Brother: Do it. The rocks clean the water.
Me: But do you think it has brain eating amoebas?
Brother: No, it’s too far north for them. Where do you think the water we drink comes from?
Me: Are you sure? I really don’t want to get brain eating amoebas.
Brother: I’m sure it’s too cold for them.
Me: Brain eating amoebas like warm water?
Brother: Yeah. If you’re thirsty, just drink some.
And then my brother drank some from his cupped hand so I followed suit. And it was delicious. Well, it tasted like regular water, but when you have just climbed three miles and are not in the best of shape, all water tastes amazing. So we happily drank mountain stream water. As my brother said, we looked like two happy monkeys, squatted on the stream’s edge, scooping water in our hands and drinking away.
Then, about an hour later on the way home we had this conversation:
Me: Man, I really hope we don’t get brain eating amoebas.
Brother: Wait, what are brain-eating amoebas?
Me: What do you mean what are brain eating amoebas? You told me it was OK to drink the water.
Brother: Wait what? There’s such a thing as brain-eating amoebas?
Me: Yes: They eat people’s brains. It’s been on the news.
Brother: What? That’s terrifying. Tell me more about it!
Me: Did you not listen to anything I said when I asked you about brain-eating amoebas?
Brother: You never said brain-eating amoebas.
Me: I probably said the words “brain-eating-amoebas” at least 10 times.
Brother: No, you just said amoebas.
Anyway, no one was going to win this conversation, so we just decided to agree to disagree. I sometimes really wonder if men have some kind of selective hearing problem. I definitely DID say brain-eating amoebas. I could care less about regular amoebas.

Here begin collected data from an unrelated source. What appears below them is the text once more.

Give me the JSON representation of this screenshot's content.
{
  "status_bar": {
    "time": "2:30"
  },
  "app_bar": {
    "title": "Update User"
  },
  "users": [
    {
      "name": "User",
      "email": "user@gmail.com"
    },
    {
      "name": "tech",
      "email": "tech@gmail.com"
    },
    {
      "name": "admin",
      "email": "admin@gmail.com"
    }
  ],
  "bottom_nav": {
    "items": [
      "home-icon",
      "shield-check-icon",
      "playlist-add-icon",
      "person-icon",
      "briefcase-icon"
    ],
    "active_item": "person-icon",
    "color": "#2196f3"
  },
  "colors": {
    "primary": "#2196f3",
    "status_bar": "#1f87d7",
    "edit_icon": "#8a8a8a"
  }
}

Anyway, after I wrote this post I spent an hour reading about brain-eating amoebas and fully terrified myself. A 12-year-old child in Central Virginia died from the amoeba in August. It has a 95% fatality rate. Once symptoms develop, you generally only have five to seven days before you die. I scared myself so much that I got into an airplane-esque state of panic, texting my brother and sister frantically about my concerns (they didn’t seem at all concerned) and eventually had to go to bed early because I was too scared to finish my post or do anything else.
But after sleeping on it, I’m feeling a little better. Brain-eating amoebas generally hang out in warm, still waters, usually lakes or ponds, and we drank out of a cool, moving stream. And you can only really get it if you snort water through your nose. I’m pretty sure I didn’t snort any water. I guess if I’m going to keep forgetting my water bottle, I should invest in one of those Bill Gates LifeStraws. I don’t know that I fully trust a $1 straw to save my life but apparently it’s been effective all over the world. But I’d probably forget that too.
But the hike was wonderful aside from the amoeba business. I feel fully inspired take advantage of autumn and go on as many hikes as possible. I’m looking forward to all the fall festivals, Oktoberfests, apple orchards and small mountain towns in my future. If anyone is ever interested in going on a hike or doing some fall foliage exploration, let me know!